Die neue Lust am Essen: Vom Laster Nikotin und Fastlife zu Lebensgenuss und Slow Food (German Edition)
Waschen! Und zwar so schnell wie möglich und so gründlich wie möglich.
Das hätt’ ich dir nie zugetraut!
Nicht nur die loyalen Teile meines Publikums, die mich durch ihre bloße Existenz und ihr wiedererwachtes Interesse am Gelingen meines Vorhabens bei der Stange hielten und mir den Rücken stärkten, auch die Skeptiker, die Zweifler, die erstaunten Kopfschüttler waren durchaus nützliche Weggefährten in dieser spannenden Zeit der Annäherung an den finalen Triumph.
So erklärte mir beispielsweise ein Kollege anlässlich einer Geburtstagsfeier zu später Stunde und in aller Offenheit, er hätte jederzeit sein gesamtes Vermögen darauf verwettet, dass ich es niemals schaffen würde, das Rauchen aufzugeben, ja sogar, dass mir das Bedürfnis danach gar nie käme.
So sah er mich also.
Irgendwie irritiert fiel mir im ersten Moment nichts anderes ein, als ihm in einem, wie ich hoffte, ironischen Ton zu seiner weisen Zurückhaltung zu gratulieren, immerhin war sein Vermögen unangetastet geblieben. Dann meldete sich allerdings mein Gedächtnis.

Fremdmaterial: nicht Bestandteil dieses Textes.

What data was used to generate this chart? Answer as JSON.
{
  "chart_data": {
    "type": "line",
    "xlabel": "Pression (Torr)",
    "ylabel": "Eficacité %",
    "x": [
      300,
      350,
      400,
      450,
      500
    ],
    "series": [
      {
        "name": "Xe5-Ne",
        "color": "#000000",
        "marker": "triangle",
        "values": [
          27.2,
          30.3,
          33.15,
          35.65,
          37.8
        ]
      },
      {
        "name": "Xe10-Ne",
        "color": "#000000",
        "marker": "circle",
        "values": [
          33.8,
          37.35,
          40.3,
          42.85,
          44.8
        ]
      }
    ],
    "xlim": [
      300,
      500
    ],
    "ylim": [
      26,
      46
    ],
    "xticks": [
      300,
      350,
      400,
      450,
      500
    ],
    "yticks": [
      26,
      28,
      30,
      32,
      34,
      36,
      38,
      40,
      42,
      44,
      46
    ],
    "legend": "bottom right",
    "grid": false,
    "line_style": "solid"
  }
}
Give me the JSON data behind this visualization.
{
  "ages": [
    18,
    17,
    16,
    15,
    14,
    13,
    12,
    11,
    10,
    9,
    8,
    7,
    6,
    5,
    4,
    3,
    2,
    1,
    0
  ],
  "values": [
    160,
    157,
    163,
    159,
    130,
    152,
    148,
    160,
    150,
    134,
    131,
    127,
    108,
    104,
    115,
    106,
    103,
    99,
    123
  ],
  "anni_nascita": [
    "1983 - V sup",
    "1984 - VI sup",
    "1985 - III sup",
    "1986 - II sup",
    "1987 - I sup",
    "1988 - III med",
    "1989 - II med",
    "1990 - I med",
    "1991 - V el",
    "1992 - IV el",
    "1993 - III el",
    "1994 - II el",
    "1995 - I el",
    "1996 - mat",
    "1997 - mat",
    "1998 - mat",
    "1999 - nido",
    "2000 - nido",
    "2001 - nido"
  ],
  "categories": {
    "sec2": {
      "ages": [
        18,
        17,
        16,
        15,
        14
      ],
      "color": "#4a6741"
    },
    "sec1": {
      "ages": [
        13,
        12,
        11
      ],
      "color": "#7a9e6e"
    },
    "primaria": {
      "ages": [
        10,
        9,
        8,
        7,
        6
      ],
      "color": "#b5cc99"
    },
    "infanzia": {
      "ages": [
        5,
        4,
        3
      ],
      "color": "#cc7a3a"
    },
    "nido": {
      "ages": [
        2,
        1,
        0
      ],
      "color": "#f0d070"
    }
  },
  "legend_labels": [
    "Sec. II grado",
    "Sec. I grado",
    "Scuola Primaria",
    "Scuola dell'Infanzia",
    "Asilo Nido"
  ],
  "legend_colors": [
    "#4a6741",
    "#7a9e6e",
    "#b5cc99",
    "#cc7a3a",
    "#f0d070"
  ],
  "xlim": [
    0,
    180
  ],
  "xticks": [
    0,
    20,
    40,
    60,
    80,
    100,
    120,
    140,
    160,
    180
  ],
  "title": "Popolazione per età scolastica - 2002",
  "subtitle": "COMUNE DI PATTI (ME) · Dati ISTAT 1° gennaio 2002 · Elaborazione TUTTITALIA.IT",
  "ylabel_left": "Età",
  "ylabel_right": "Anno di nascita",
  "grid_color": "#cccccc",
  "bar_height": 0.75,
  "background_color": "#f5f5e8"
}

Hatte er selbst nicht schon mehrmals versucht, das Laster zu überwinden?
In der Tat, ich erinnere mich.
Es ist natürlich keine Schande zu scheitern.
Aber es ist tausendmal lustvoller, auf der Erfolgswelle zu schwimmen, direkt auf einen schon sehr wahrscheinlichen Sieg zu.
Neid ist also doch die ehrlichste Form des Lobes.
Das kann man wohl sagen.
Und so nahm ich das offene Eingeständnis einer mir unterstellten Schwäche, eines vermuteten Mangels an Kraft oder Disziplin als das, was es eigentlich war: ein Riesenkompliment. Ich machte meinen Rücken so gerade wie möglich und lächelnd prostete ich meinem Gegenüber zu. In mir war nur Freude, schon so weit gekommen zu sein, und Zuversicht, den Rest auch noch zu schaffen, und ich konnte mich in diesem Moment eines gewissen Gefühls des Stolzes nicht erwehren. Doch das stand mir durchaus zu, wie ich fand. Ich hatte mit hohem Einsatz gespielt, das Risiko zu scheitern war sehr groß gewesen, und doch befand ich mich schon auf der Siegerstraße. Also freute ich mich einfach und gab gerne zu, dass das Glück bisher auf meiner Seite war.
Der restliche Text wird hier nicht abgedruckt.